SWR4 Sonntags-/Feiertagsgedanken

Wann ist ein Mensch erwachsen? Wenn den Jungen mit 16 der Bart wächst und Mädchen mit 14 wie Frauen aussehen - dann sind sie noch längst nicht erwachsen. Wenn man sie da wie Erwachsene behandelt und erwachsenes Verhalten von ihnen erwartet, dann sind sie im Grunde einfach überfordert. Dann sind Eltern und Großeltern, Lehrer und Ausbilder enttäuscht und ärgern sich. Und die jungen Menschen versuchen zu zeigen, wie stark sie sind, mit coolen Sprüchen und waghalsigen Unternehmungen. Aber wenn man ihnen in die Augen schaut, dann sieht man oft, wie viel Angst hinter dem scheinbar entschlossenen Verhalten steckt. Und das geht ja nicht nur den Teenagern so.

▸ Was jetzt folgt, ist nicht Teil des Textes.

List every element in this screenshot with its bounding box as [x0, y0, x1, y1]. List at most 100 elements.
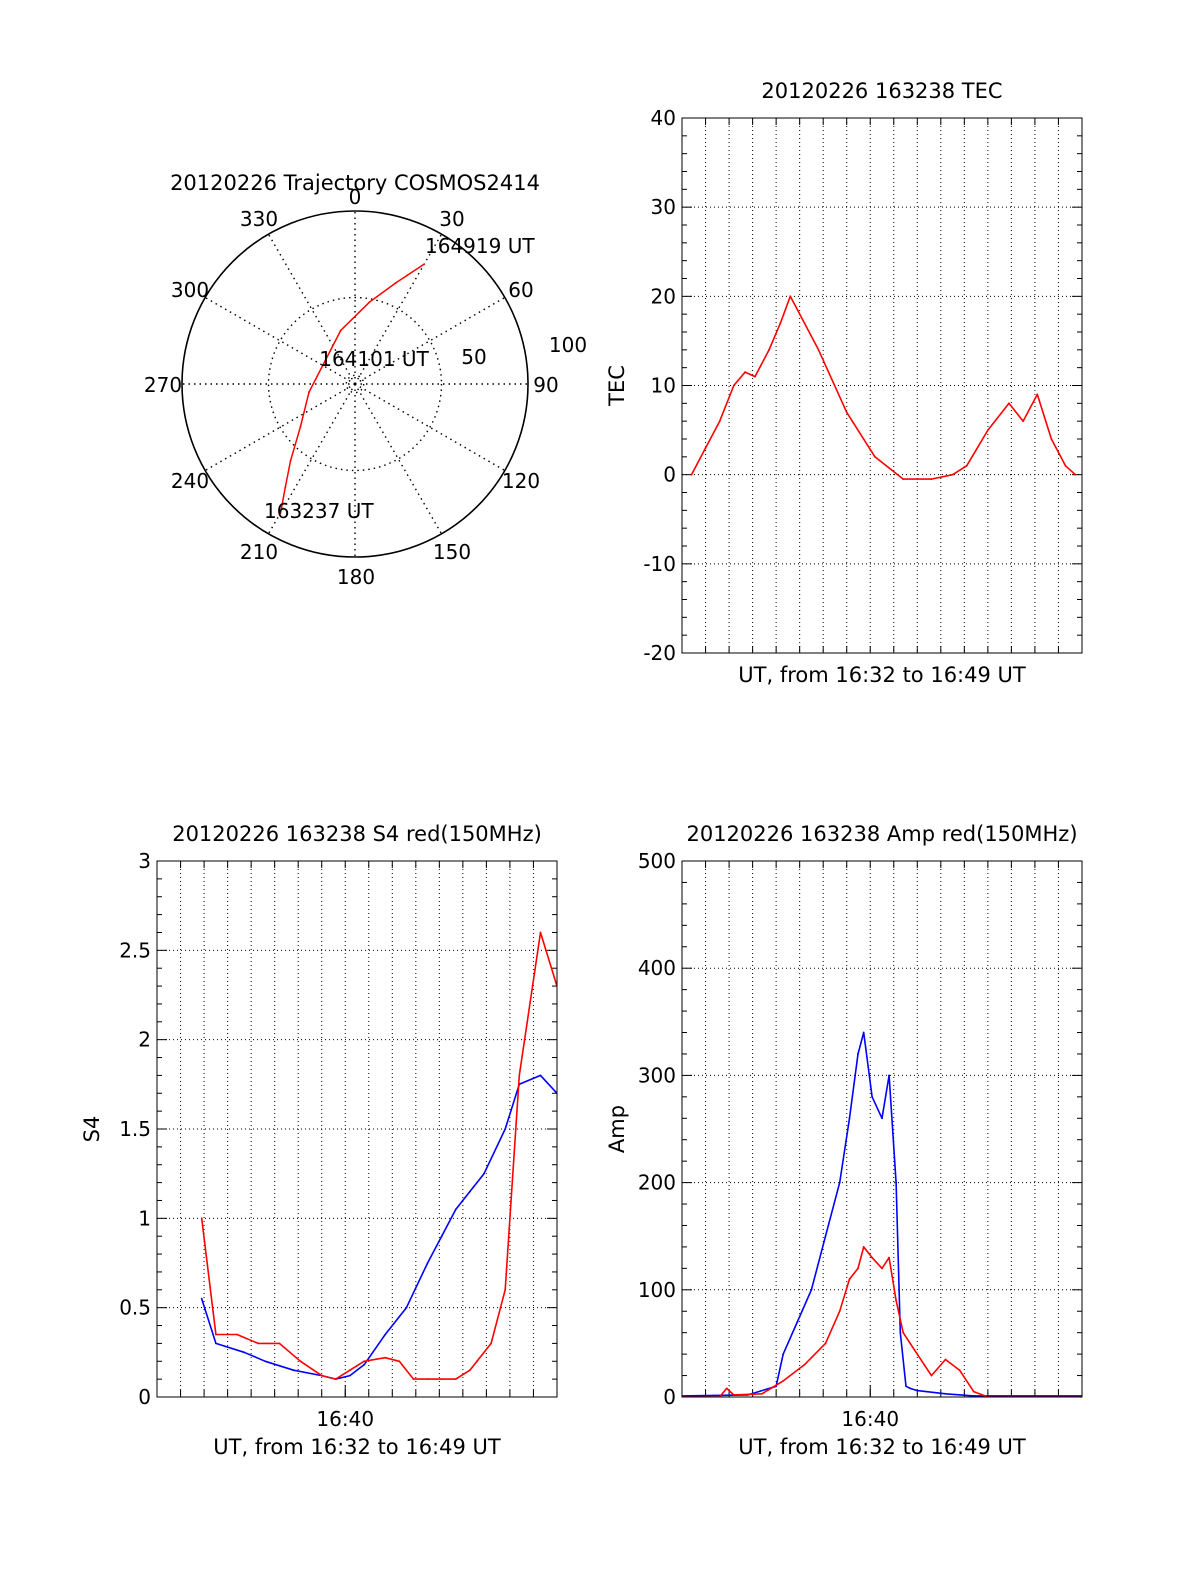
- data-point: [518, 1074, 521, 1077]
- data-point: [405, 1306, 408, 1309]
- time-annotation: 164101 UT: [319, 347, 429, 371]
- data-point: [725, 1387, 728, 1390]
- azimuth-label: 180: [337, 565, 375, 589]
- data-point: [782, 1380, 785, 1382]
- azimuth-label: 30: [439, 207, 464, 231]
- azimuth-spoke: [204, 383, 356, 472]
- x-tick-label: 16:40: [316, 1407, 374, 1431]
- y-tick-label: 400: [638, 956, 676, 980]
- radial-label: 50: [461, 345, 486, 369]
- series-line-1: [200, 931, 557, 1380]
- x-tick-label: 16:40: [841, 1407, 899, 1431]
- chart-title: 20120226 163238 Amp red(150MHz): [686, 822, 1077, 846]
- data-point: [732, 384, 735, 387]
- data-point: [838, 1310, 841, 1313]
- y-tick-label: 300: [638, 1063, 676, 1087]
- y-tick-label: 0.5: [119, 1296, 151, 1320]
- data-point: [902, 478, 905, 481]
- data-point: [824, 1235, 827, 1238]
- azimuth-spoke: [354, 233, 443, 385]
- y-tick-label: 100: [638, 1278, 676, 1302]
- data-point: [761, 1392, 763, 1395]
- data-point: [214, 1342, 217, 1345]
- azimuth-label: 0: [349, 185, 362, 209]
- azimuth-spoke: [354, 383, 443, 535]
- y-tick-label: 0: [138, 1385, 151, 1409]
- chart-title: 20120226 163238 S4 red(150MHz): [172, 822, 542, 846]
- data-point: [732, 1393, 735, 1396]
- azimuth-label: 90: [533, 373, 558, 397]
- y-tick-label: 40: [651, 106, 676, 130]
- data-point: [349, 1369, 351, 1372]
- data-point: [930, 478, 933, 481]
- data-point: [930, 1374, 933, 1377]
- azimuth-spoke: [267, 383, 356, 535]
- series-line-0: [200, 1074, 557, 1380]
- data-point: [768, 348, 770, 351]
- data-point: [1022, 420, 1025, 423]
- y-tick-label: 2.5: [119, 938, 151, 962]
- data-point: [257, 1342, 260, 1345]
- data-point: [264, 1360, 267, 1363]
- azimuth-spoke: [354, 383, 506, 472]
- data-point: [349, 1374, 351, 1377]
- zenith-ring: [267, 296, 443, 472]
- data-point: [1008, 402, 1010, 405]
- data-point: [200, 1217, 203, 1220]
- data-point: [881, 1267, 883, 1270]
- data-point: [909, 1387, 912, 1390]
- data-point: [986, 429, 989, 431]
- data-point: [874, 455, 876, 458]
- data-point: [803, 1363, 806, 1366]
- data-point: [299, 1360, 302, 1363]
- y-tick-label: 3: [138, 849, 151, 873]
- x-axis-label: UT, from 16:32 to 16:49 UT: [738, 663, 1026, 687]
- azimuth-spoke: [267, 233, 356, 385]
- series-group: [200, 931, 557, 1381]
- azimuth-label: 150: [433, 540, 471, 564]
- data-point: [881, 1117, 883, 1120]
- trajectory-point: [308, 391, 310, 394]
- data-point: [704, 447, 707, 449]
- trajectory-point: [289, 459, 292, 462]
- data-point: [200, 1297, 203, 1300]
- azimuth-label: 120: [502, 469, 540, 493]
- azimuth-label: 60: [508, 278, 533, 302]
- trajectory-point: [423, 263, 426, 266]
- data-point: [243, 1351, 245, 1354]
- y-axis-label: S4: [80, 1116, 104, 1143]
- data-point: [454, 1378, 457, 1381]
- x-axis-label: UT, from 16:32 to 16:49 UT: [213, 1435, 501, 1459]
- data-point: [398, 1360, 401, 1363]
- y-tick-label: 1.5: [119, 1117, 151, 1141]
- data-point: [944, 1392, 947, 1395]
- data-point: [412, 1378, 415, 1381]
- trajectory-point: [299, 425, 302, 428]
- y-tick-label: 30: [651, 195, 676, 219]
- data-point: [744, 371, 746, 374]
- azimuth-label: 270: [144, 373, 182, 397]
- data-point: [718, 420, 721, 423]
- data-point: [440, 1235, 443, 1238]
- data-point: [754, 375, 756, 378]
- data-point: [824, 1342, 827, 1345]
- y-tick-label: -10: [643, 552, 676, 576]
- data-point: [972, 1390, 975, 1393]
- azimuth-spoke: [204, 296, 356, 385]
- data-point: [539, 931, 542, 934]
- data-point: [278, 1342, 281, 1345]
- data-point: [862, 1246, 865, 1248]
- data-point: [871, 1256, 874, 1259]
- data-point: [958, 1369, 961, 1372]
- data-point: [895, 1181, 898, 1184]
- data-point: [857, 1267, 859, 1270]
- time-annotation: 164919 UT: [425, 234, 535, 258]
- data-point: [888, 1256, 890, 1259]
- data-point: [1074, 473, 1077, 476]
- y-tick-label: 1: [138, 1206, 151, 1230]
- plot-frame: [681, 860, 1083, 1398]
- y-tick-label: 0: [663, 463, 676, 487]
- zenith-ring: [345, 374, 365, 394]
- y-tick-label: 2: [138, 1028, 151, 1052]
- series-line-0: [690, 295, 1076, 480]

Ich kenne Menschen, die sind nach Jahren wirklich längst erwachsen - und doch fühlen sie sich unsicher und umgetrieben: von den Erwartungen der anderen, von dem was andere für richtig halten und was bei dem einen so klingt und bei dem anderen anders. Wie soll man da ein eigener Mensch werden? Wie soll man wissen, wem man glauben kann und worauf sich verlassen?
Auch in der Bibel finden sich Anleitungen dazu. Zum Beispiel in einem Brief an die ersten Christen in der griechischen Stadt Ephesus (Eph 4, 11-16). Bemerkenswert finde ich, dass dieser Brief sich vor allem an Erwachsene richtet. Die Empfänger sollen sich fragen: Bin ich eigentlich erwachsen? Oder noch so unsicher und von anderen abhängig wie ein Kind?
Wann ist ein Mensch eigentlich erwachsen, besonders ein Christenmensch? Erwachsene sind nicht unmündig wie die Kinder, steht in diesem Brief, die wie ein Spielball sind von Wind und Wellen. Wenn ihnen jemand etwas verspricht, dann sind sie begeistert und denken nicht daran, auf was sie sich womöglich einlassen. Wenn jemand ihnen Angst macht, dann sind sie eingeschüchtert und wagen nicht, sich zu wehren. Wenn sie ein Bedürfnis haben, dann quengeln sie und nölen, um zu kriegen, was sie haben wollen.
So werden Kinder hin und her geworfen von dem, was andere ihnen vormachen, raten oder anordnen. . Und wenn ich ehrlich bin, geht es mir manchmal genauso, obwohl ich doch längst erwachsen bin. Ich bin ratlos und fühle mich dem ausgeliefert, was andere von mir wolle. Wie ein ziemlich kleines Boot auf dem ziemlich großen Meer.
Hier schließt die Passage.